Горячий снег. Батальоны просят огня. Последние залпы. Юность командиров - Юрий Васильевич Бондарев
– Но я здоров! Полностью. Вы лучше скажите – где луна, черт подери? Когда-то в детстве я лазил на сарай и из рогатки лупил по луне, очень хотелось попасть. Был дурак, по-моему, основательный. Как вы думаете?
Валя, некоторое время помолчав, спросила с иронией:
– А на фронте из пушки пробовали попасть?
– Нет, и на фронте я любил май. Не верите?
– Да, в самом деле весна, – проговорила Валя чуточку досадливым голосом, точно была недовольна собой. – Так и быть – давайте на минуту сядем, – предложила она.
Они сели на холодноватую скамью. Алексей слышал, как вверху, осторожно касаясь друг друга, шуршали голые ветви, в них спросонок возились, вскрикивали галки, а где-то в глубине парка по-прежнему неутомимо ворковала, звенела и плескалась вода. Сильно пахло влажным тополем – и Алексею казалось, что тополем пахло от Вали, от ее халата, от ее волос, видных из-под белой шапочки.

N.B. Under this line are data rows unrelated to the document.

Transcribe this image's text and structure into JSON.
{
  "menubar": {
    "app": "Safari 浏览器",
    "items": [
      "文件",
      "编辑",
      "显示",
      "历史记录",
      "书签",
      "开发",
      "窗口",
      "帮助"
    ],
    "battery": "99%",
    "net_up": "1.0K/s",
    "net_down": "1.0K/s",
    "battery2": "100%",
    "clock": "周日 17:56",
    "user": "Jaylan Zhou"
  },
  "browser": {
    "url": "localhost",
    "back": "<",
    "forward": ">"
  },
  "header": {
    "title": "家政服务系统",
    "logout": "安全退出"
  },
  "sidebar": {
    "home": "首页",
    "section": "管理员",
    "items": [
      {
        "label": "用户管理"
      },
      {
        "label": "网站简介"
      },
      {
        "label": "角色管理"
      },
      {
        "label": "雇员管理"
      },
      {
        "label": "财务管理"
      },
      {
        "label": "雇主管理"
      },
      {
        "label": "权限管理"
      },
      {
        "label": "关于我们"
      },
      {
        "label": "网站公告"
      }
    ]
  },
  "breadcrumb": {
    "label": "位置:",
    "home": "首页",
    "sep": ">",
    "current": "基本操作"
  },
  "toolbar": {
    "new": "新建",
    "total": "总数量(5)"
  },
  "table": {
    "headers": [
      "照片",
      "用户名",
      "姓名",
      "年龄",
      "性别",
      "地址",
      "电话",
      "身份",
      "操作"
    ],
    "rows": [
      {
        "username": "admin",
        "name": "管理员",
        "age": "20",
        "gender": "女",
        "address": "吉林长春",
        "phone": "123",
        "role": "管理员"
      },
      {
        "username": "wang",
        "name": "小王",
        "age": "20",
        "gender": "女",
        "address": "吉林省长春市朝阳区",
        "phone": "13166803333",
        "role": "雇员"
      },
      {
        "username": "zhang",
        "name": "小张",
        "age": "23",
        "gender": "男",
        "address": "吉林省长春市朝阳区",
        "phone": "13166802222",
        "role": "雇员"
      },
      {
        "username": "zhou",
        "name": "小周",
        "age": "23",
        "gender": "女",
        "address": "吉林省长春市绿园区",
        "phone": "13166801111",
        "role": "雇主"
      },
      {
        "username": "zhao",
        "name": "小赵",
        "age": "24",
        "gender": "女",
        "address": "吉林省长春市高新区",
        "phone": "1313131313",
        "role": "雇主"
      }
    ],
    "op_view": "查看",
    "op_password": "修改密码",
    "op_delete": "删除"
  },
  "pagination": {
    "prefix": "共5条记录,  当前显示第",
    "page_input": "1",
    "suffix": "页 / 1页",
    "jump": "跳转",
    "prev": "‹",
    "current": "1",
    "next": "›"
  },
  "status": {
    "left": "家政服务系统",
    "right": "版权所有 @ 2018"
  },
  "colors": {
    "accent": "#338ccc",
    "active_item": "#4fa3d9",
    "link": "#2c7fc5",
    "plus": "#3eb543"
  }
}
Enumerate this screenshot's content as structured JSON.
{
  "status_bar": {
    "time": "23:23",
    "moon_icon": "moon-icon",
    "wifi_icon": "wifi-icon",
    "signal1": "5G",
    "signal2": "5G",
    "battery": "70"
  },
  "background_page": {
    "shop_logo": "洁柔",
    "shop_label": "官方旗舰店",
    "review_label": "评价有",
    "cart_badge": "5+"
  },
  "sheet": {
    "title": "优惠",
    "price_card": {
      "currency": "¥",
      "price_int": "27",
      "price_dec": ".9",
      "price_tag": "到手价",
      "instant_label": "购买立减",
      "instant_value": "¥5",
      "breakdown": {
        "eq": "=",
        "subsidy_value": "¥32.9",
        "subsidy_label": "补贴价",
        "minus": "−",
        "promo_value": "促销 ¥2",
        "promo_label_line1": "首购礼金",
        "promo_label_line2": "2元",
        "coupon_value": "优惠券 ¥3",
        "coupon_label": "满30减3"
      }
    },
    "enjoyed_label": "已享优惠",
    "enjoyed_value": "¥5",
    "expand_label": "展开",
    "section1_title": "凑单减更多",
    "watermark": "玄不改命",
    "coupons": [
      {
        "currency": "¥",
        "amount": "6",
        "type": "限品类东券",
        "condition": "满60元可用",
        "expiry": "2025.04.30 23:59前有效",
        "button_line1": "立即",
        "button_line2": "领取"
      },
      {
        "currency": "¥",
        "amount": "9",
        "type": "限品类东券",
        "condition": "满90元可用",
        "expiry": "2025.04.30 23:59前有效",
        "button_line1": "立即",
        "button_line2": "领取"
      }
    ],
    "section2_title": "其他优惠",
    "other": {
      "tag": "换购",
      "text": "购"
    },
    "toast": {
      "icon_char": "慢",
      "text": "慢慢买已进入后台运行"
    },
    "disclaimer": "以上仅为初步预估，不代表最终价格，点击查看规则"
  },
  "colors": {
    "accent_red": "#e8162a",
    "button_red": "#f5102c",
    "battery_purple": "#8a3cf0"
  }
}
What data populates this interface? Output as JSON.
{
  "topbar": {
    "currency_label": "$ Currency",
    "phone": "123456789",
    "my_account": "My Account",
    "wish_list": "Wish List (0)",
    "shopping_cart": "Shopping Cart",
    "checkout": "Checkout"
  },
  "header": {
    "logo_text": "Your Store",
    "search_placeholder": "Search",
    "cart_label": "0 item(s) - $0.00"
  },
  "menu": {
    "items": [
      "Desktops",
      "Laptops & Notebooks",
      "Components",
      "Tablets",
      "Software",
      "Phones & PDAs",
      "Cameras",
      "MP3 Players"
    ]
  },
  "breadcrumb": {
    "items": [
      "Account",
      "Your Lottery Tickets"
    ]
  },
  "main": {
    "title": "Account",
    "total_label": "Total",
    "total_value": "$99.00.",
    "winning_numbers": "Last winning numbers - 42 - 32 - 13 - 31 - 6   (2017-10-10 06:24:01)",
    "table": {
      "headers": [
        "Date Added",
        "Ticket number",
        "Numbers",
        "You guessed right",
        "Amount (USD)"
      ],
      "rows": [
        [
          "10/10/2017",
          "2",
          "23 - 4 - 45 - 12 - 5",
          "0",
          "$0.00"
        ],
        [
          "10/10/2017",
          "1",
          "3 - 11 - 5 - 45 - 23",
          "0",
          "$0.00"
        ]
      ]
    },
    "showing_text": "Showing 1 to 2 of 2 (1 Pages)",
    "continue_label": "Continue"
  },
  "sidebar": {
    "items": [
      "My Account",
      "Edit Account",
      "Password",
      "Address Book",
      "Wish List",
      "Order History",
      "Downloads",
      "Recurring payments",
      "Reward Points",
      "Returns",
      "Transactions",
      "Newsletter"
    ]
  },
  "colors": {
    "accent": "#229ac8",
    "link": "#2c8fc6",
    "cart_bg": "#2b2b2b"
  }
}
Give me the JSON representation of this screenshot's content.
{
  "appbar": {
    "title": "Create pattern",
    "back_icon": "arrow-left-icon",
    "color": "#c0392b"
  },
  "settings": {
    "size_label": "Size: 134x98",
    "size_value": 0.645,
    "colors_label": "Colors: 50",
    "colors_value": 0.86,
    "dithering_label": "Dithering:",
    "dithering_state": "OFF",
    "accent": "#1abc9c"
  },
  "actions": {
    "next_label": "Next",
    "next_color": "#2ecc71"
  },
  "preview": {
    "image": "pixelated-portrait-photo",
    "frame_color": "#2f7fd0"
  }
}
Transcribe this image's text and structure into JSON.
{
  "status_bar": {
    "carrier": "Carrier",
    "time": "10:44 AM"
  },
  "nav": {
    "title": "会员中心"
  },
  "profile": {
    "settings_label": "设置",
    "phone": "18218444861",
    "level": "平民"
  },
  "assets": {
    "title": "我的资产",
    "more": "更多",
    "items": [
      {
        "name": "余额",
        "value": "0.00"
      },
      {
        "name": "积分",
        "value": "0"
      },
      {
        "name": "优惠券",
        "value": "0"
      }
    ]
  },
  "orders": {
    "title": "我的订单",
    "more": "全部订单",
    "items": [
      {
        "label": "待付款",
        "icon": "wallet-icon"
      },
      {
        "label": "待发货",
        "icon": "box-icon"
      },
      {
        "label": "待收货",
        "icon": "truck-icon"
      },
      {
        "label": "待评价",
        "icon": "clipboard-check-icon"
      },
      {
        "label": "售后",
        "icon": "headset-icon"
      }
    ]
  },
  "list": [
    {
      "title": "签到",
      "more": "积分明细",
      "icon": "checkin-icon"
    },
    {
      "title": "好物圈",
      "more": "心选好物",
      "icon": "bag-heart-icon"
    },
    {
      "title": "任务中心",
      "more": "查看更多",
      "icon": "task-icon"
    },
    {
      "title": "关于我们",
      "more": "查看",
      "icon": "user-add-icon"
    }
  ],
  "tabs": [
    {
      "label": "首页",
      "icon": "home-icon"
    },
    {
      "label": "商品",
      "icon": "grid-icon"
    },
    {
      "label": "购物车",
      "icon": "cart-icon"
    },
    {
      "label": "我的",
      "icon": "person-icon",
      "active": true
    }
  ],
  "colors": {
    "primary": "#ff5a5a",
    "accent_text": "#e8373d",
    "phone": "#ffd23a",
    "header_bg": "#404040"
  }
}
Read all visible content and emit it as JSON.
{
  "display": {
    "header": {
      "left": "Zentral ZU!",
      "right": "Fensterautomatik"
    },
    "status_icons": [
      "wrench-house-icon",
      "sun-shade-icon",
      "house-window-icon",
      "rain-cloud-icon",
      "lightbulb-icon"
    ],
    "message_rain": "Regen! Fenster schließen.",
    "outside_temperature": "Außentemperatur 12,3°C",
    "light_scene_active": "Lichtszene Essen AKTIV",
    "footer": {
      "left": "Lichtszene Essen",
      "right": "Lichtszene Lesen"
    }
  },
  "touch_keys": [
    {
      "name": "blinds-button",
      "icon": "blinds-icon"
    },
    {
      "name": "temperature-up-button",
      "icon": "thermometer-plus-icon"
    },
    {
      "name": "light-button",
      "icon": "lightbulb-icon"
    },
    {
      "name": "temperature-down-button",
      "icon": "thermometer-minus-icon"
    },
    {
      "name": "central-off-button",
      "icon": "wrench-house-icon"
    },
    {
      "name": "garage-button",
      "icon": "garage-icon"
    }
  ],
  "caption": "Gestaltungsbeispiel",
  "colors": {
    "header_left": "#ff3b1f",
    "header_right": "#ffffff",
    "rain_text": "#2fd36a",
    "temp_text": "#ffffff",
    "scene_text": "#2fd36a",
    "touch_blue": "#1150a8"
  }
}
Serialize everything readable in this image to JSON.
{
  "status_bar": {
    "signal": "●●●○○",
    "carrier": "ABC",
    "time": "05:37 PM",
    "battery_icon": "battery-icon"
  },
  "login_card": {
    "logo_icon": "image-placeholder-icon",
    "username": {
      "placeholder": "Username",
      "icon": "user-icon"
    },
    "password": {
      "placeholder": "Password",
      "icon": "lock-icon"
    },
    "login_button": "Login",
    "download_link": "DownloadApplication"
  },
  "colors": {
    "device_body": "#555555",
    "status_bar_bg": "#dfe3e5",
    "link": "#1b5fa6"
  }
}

– Смотрите, – сказала Валя, глядя сквозь деревья вверх. – Вы не замечали, что все, когда начинают смотреть на небо, сразу отыскивают Большую Медведицу? Это почему-то смешно.
Он молчал, слушая ее голос.
– Что ж вы замолчали? Вообще, вы сидите тут и думаете, наверно, об орудиях всяких…
– Нет, об орудиях я не думаю. Мне просто хорошо дышать даже, – неожиданно для себя, тихо и откровенно ответил Алексей. – И я не верю, что вам нехорошо… и хочется идти в корпус дежурить.
Он сказал это и увидел: Валя быстро повернулась, поднялись темные полоски бровей, и она, сунув руки в карманы, вдруг засмеялась.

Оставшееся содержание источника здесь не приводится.